Je ne lui donnai pas le temps de me répondre. J’étais dans le corridor, où papillotait la lueur d’une petite lampe à huile. De discrètes gammes musicales descendaient du troisième : l’orgue de M. d’Horchiac préludait.

Dans la rue, j’allai machinalement, bouleversé par cette étonnante aventure. Un insupportable état de prurit me rendait tributaire d’Anaïs. J’irais rue Le Peletier vers les onze heures, ce qui me permettrait d’être exact, à minuit, au rendez-vous de la Closerie.

J’avais très soif. Je m’arrêtai dans une petite brasserie de la rue des Écoles et, après un bon moment, jugeant que Mme Quincette était sortie de ma chambre, je retournai sans me presser rue Saint-Jacques.

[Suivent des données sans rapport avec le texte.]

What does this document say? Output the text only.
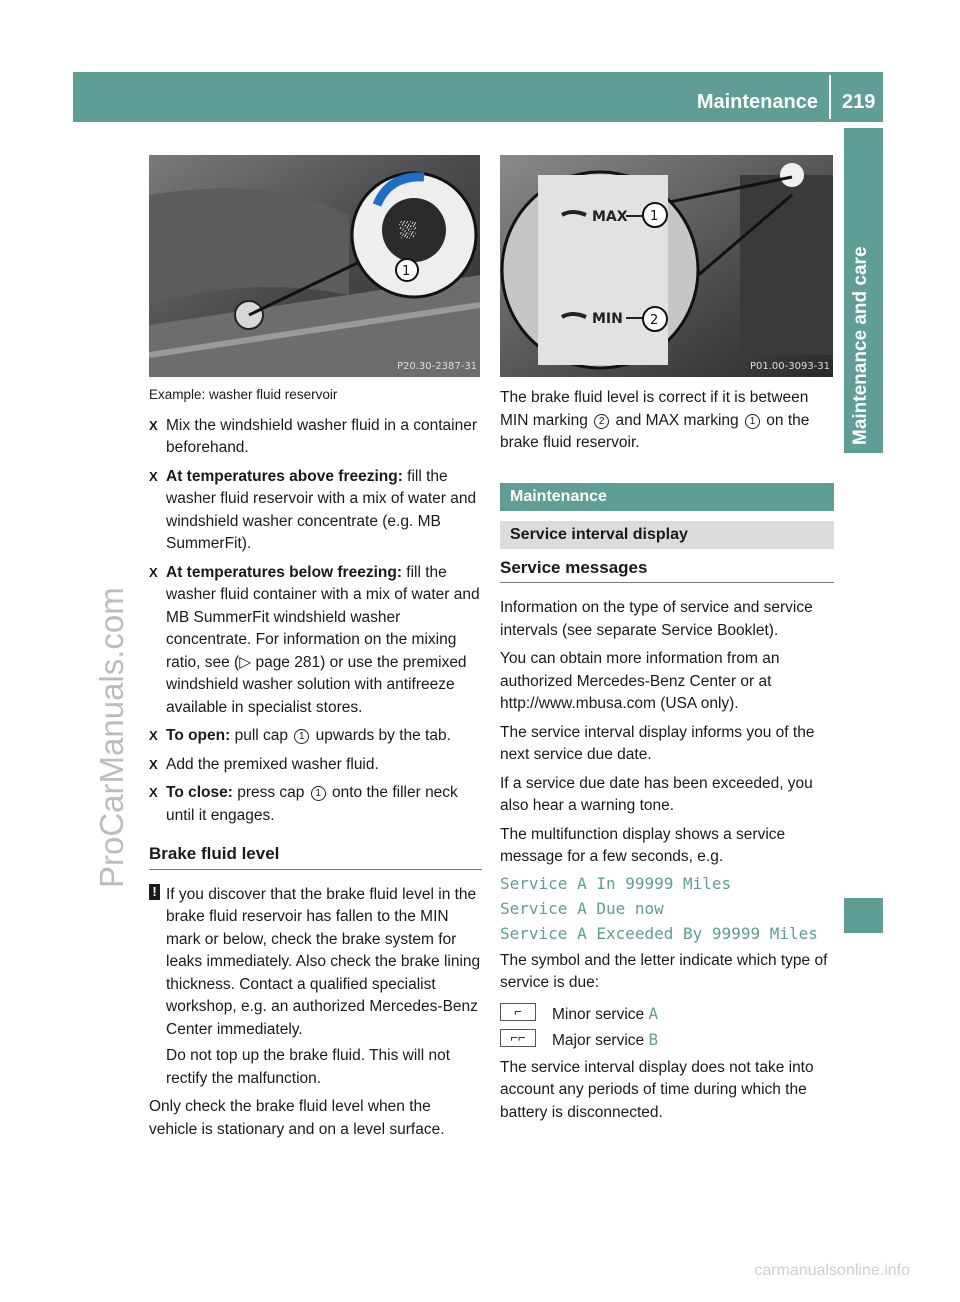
Maintenance 219
Maintenance and care
ProCarManuals.com
carmanualsonline.info
⛆
1
P20.30-2387-31
MAX
MIN
1
2
P01.00-3093-31

Example: washer fluid reservoir

X Mix the windshield washer fluid in a container beforehand.
X At temperatures above freezing: fill the washer fluid reservoir with a mix of water and windshield washer concentrate (e.g. MB SummerFit).
X At temperatures below freezing: fill the washer fluid container with a mix of water and MB SummerFit windshield washer concentrate. For information on the mixing ratio, see (▷ page 281) or use the premixed windshield washer solution with antifreeze available in specialist stores.
X To open: pull cap 1 upwards by the tab.
X Add the premixed washer fluid.
X To close: press cap 1 onto the filler neck until it engages.
Brake fluid level
! If you discover that the brake fluid level in the brake fluid reservoir has fallen to the MIN mark or below, check the brake system for leaks immediately. Also check the brake lining thickness. Contact a qualified specialist workshop, e.g. an authorized Mercedes-Benz Center immediately.

Do not top up the brake fluid. This will not rectify the malfunction.

Only check the brake fluid level when the vehicle is stationary and on a level surface.

The brake fluid level is correct if it is between MIN marking 2 and MAX marking 1 on the brake fluid reservoir.

Maintenance
Service interval display
Service messages

Information on the type of service and service intervals (see separate Service Booklet).

You can obtain more information from an authorized Mercedes-Benz Center or at http://www.mbusa.com (USA only).

The service interval display informs you of the next service due date.

If a service due date has been exceeded, you also hear a warning tone.

The multifunction display shows a service message for a few seconds, e.g.

Service A In 99999 Miles
Service A Due now
Service A Exceeded By 99999 Miles

The symbol and the letter indicate which type of service is due:

⌐	Minor service A
⌐⌐	Major service B

The service interval display does not take into account any periods of time during which the battery is disconnected.
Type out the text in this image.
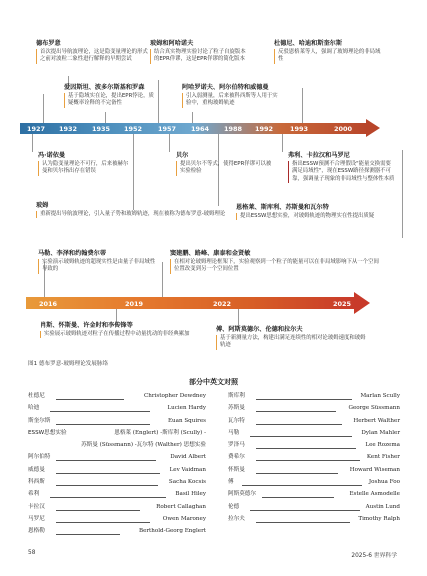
德布罗意
首次提出导航波理论，这是隐变量理论的形式之前对波粒二象性进行解释的早期尝试
爱因斯坦、波多尔斯基和罗森
基于隐域实在论，提出EPR悖论，质疑概率诠释的不完备性
玻姆和阿哈诺夫
结合真实物理实验讨论了粒子自旋版本的EPR佯谬，这是EPR佯谬的简化版本
阿哈罗诺夫、阿尔伯特和威德曼
引入弱测量，后来被科西斯等人用于实验中，重构玻姆轨迹
杜德尼、哈迪和斯奎尔斯
反驳恩格莱等人，强调了玻姆理论的非局域性
1927	1932	1935	1952	1957	1964	1988	1992	1993	2000
冯·诺依曼
认为隐变量理论不可行，后来被赫尔曼和贝尔指出存在错误
贝尔
提出贝尔不等式，使得EPR佯谬可以被实验检验
弗利、卡拉汉和马罗尼
指出ESSW预测不合理假设"能量交换需要满足局域性"，现在ESSW路径探测器不可靠，强调量子现象的非局域性与整体性本质
玻姆
重新提出导航波理论，引入量子势和玻姆轨迹，现在被称为德布罗意-玻姆理论
恩格莱、斯库利、苏斯曼和瓦尔特
提出ESSW思想实验，对玻姆轨迹的物理实在性提出质疑
马勒、李泽和约翰费尔蒂
实验演示玻姆轨迹的超现实性是由量子非局域性导致的
窦建鹏、路峰、康泰和金贤敏
在相对论玻姆理论框架下，实验观察到一个粒子的能量可以在非局域影响下从一个空间位置改变到另一个空间位置
2016	2019	2022	2025
肖斯、怀斯曼、许金时和李传锋等
实验展示玻姆轨迹对粒子在传播过程中动量扰动的非经典累加
傅、阿斯莫德尔、伦德和拉尔夫
基于新测量方法，构建出满足连续性的相对论玻姆速度和玻姆轨迹
图1 德布罗意-玻姆理论发展脉络
部分中英文对照
杜德尼	Christopher Dewdney
哈迪	Lucien Hardy
斯奎尔斯	Euan Squires
ESSW思想实验	恩格莱 (Englert) -斯库利 (Scully) -
苏斯曼 (Süssmann) -瓦尔特 (Walther) 思想实验
阿尔伯特	David Albert
威德曼	Lev Vaidman
科西斯	Sacha Kocsis
希利	Basil Hiley
卡拉汉	Robert Callaghan
马罗尼	Owen Maroney
恩格勒	Berthold-Georg Englert
斯库利	Marlan Scully
苏斯曼	George Süssmann
瓦尔特	Herbert Walther
马勒	Dylan Mahler
罗泽马	Lee Rozema
费希尔	Kent Fisher
怀斯曼	Howard Wiseman
傅	Joshua Foo
阿斯莫德尔	Estelle Asmodelle
伦德	Austin Lund
拉尔夫	Timothy Ralph
58	2025-6 世界科学
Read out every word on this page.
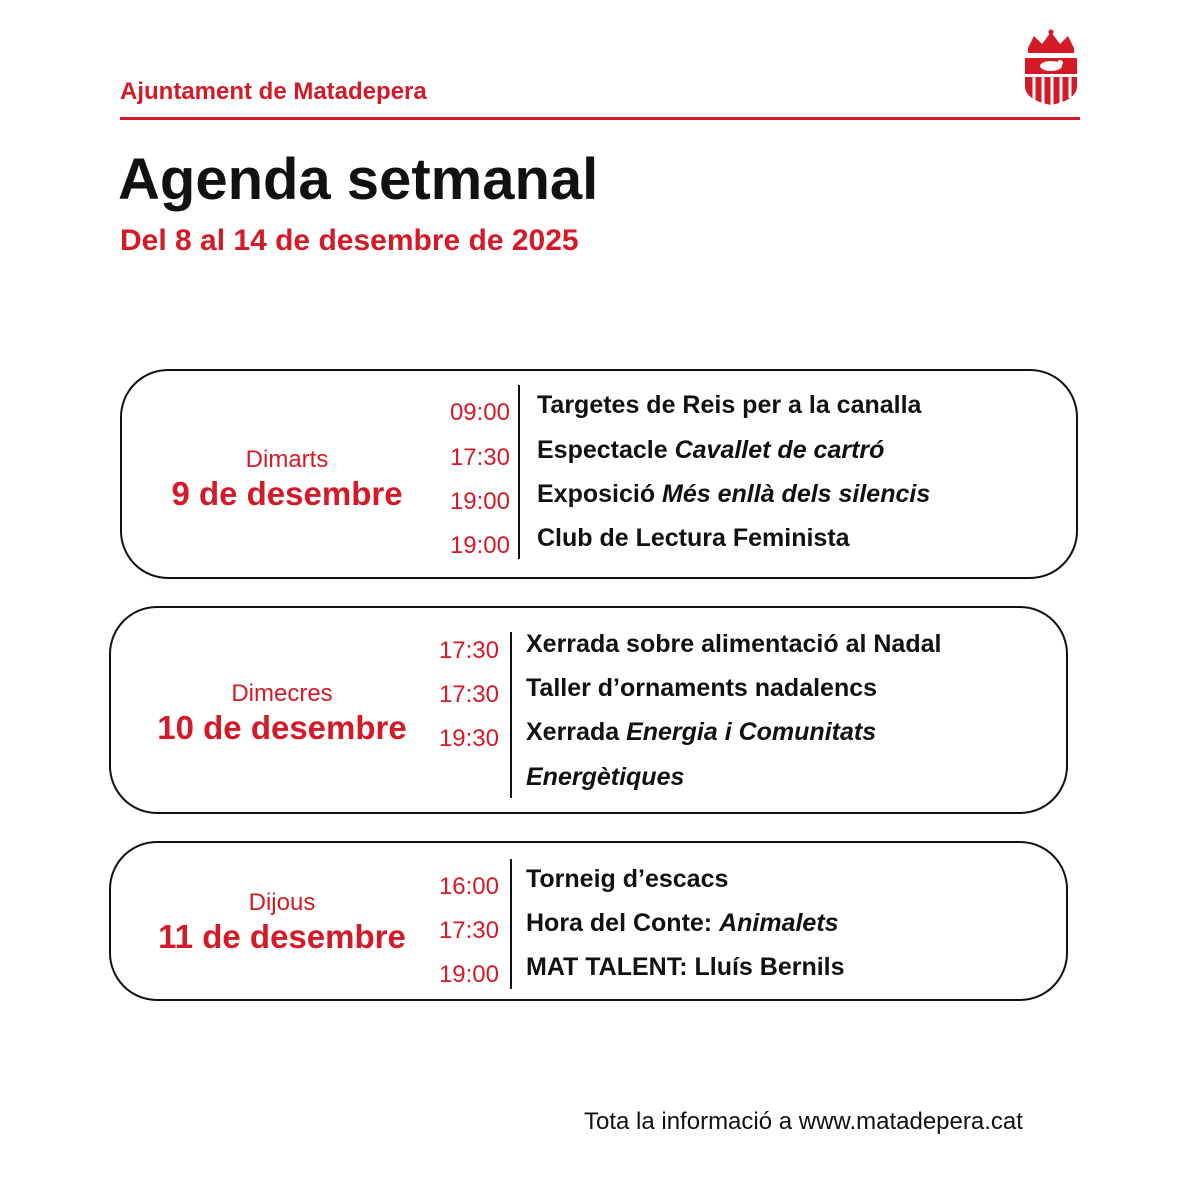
Ajuntament de Matadepera
Agenda setmanal
Del 8 al 14 de desembre de 2025
Dimarts
9 de desembre
09:00 Targetes de Reis per a la canalla
17:30 Espectacle Cavallet de cartró
19:00 Exposició Més enllà dels silencis
19:00 Club de Lectura Feminista
Dimecres
10 de desembre
17:30 Xerrada sobre alimentació al Nadal
17:30 Taller d’ornaments nadalencs
19:30 Xerrada Energia i Comunitats
Energètiques
Dijous
11 de desembre
16:00 Torneig d’escacs
17:30 Hora del Conte: Animalets
19:00 MAT TALENT: Lluís Bernils
Tota la informació a www.matadepera.cat
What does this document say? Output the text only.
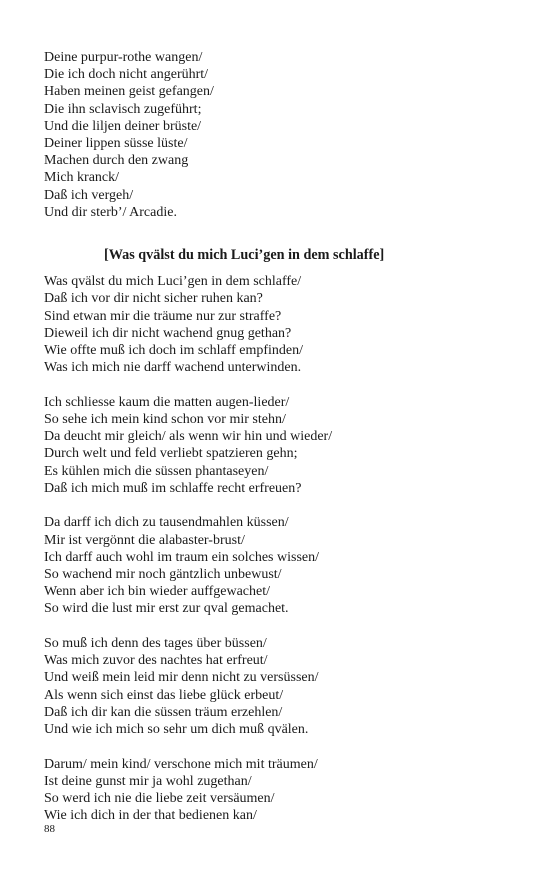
Deine purpur-rothe wangen/
Die ich doch nicht angerührt/
Haben meinen geist gefangen/
Die ihn sclavisch zugeführt;
Und die liljen deiner brüste/
Deiner lippen süsse lüste/
Machen durch den zwang
Mich kranck/
Daß ich vergeh/
Und dir sterb’/ Arcadie.
[Was qvälst du mich Luci’gen in dem schlaffe]
Was qvälst du mich Luci’gen in dem schlaffe/
Daß ich vor dir nicht sicher ruhen kan?
Sind etwan mir die träume nur zur straffe?
Dieweil ich dir nicht wachend gnug gethan?
Wie offte muß ich doch im schlaff empfinden/
Was ich mich nie darff wachend unterwinden.
Ich schliesse kaum die matten augen-lieder/
So sehe ich mein kind schon vor mir stehn/
Da deucht mir gleich/ als wenn wir hin und wieder/
Durch welt und feld verliebt spatzieren gehn;
Es kühlen mich die süssen phantaseyen/
Daß ich mich muß im schlaffe recht erfreuen?
Da darff ich dich zu tausendmahlen küssen/
Mir ist vergönnt die alabaster-brust/
Ich darff auch wohl im traum ein solches wissen/
So wachend mir noch gäntzlich unbewust/
Wenn aber ich bin wieder auffgewachet/
So wird die lust mir erst zur qval gemachet.
So muß ich denn des tages über büssen/
Was mich zuvor des nachtes hat erfreut/
Und weiß mein leid mir denn nicht zu versüssen/
Als wenn sich einst das liebe glück erbeut/
Daß ich dir kan die süssen träum erzehlen/
Und wie ich mich so sehr um dich muß qvälen.
Darum/ mein kind/ verschone mich mit träumen/
Ist deine gunst mir ja wohl zugethan/
So werd ich nie die liebe zeit versäumen/
Wie ich dich in der that bedienen kan/
88
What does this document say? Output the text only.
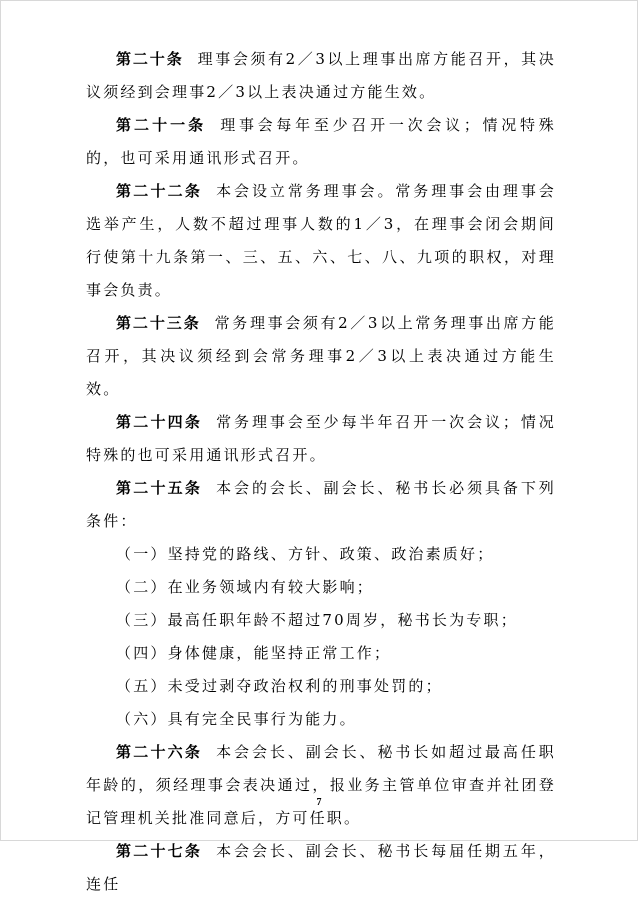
第二十条 理事会须有2／3以上理事出席方能召开，其决议须经到会理事2／3以上表决通过方能生效。

第二十一条 理事会每年至少召开一次会议；情况特殊的，也可采用通讯形式召开。

第二十二条 本会设立常务理事会。常务理事会由理事会选举产生，人数不超过理事人数的1／3，在理事会闭会期间行使第十九条第一、三、五、六、七、八、九项的职权，对理事会负责。

第二十三条 常务理事会须有2／3以上常务理事出席方能召开，其决议须经到会常务理事2／3以上表决通过方能生效。

第二十四条 常务理事会至少每半年召开一次会议；情况特殊的也可采用通讯形式召开。

第二十五条 本会的会长、副会长、秘书长必须具备下列条件：

（一）坚持党的路线、方针、政策、政治素质好；

（二）在业务领域内有较大影响；

（三）最高任职年龄不超过70周岁，秘书长为专职；

（四）身体健康，能坚持正常工作；

（五）未受过剥夺政治权利的刑事处罚的；

（六）具有完全民事行为能力。

第二十六条 本会会长、副会长、秘书长如超过最高任职年龄的，须经理事会表决通过，报业务主管单位审查并社团登记管理机关批准同意后，方可任职。

第二十七条 本会会长、副会长、秘书长每届任期五年，连任

7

Mais, levant la tête vers ma fenêtre, qu’éclairait la maigre flamme de mes deux bougies, j’y vis nettement se mouvoir une ombre. Mme Quincette n’était pas partie encore. Je repris ma promenade. Je fis une station nouvelle dans un estaminet enfumé. Et je m’en revins. Surprise ! À ma fenêtre, une femme qui ne pouvait être que Mme Quincette se silhouettait. Elle avait son chapeau ; elle s’accoudait à la barre d’appui. Que signifiait cette persistante présence ? Je montai. Les arpèges de M. d’Horchiac s’impatientaient. Ils malmenaient le beau Dunois de la reine Hortense. J’ouvris. Mme Quincette, très pâle, était devant moi.

— Au risque d’être indiscrète, monsieur Fargèze, je n’ai pas voulu m’en aller sans vous avoir revu pour vous faire toutes mes excuses, sans vous avoir dit toute ma reconnaissance…

— Oh ! Je vous en prie, fis-je, ne parlons plus de ça. Je suis heureux de constater que votre malaise est dissipé.

— Monsieur Fargèze, je n’oublierai pas votre amabilité, votre délicatesse…

Elle me tenait la main. Sa poitrine palpitait, haletait comme tout à l’heure. Nous étions face à face. Mon désir et le sien se faisaient confidence. Je l’amenai à moi. Lentement nos bouches se joignirent. La minute d’après, nous étions amants.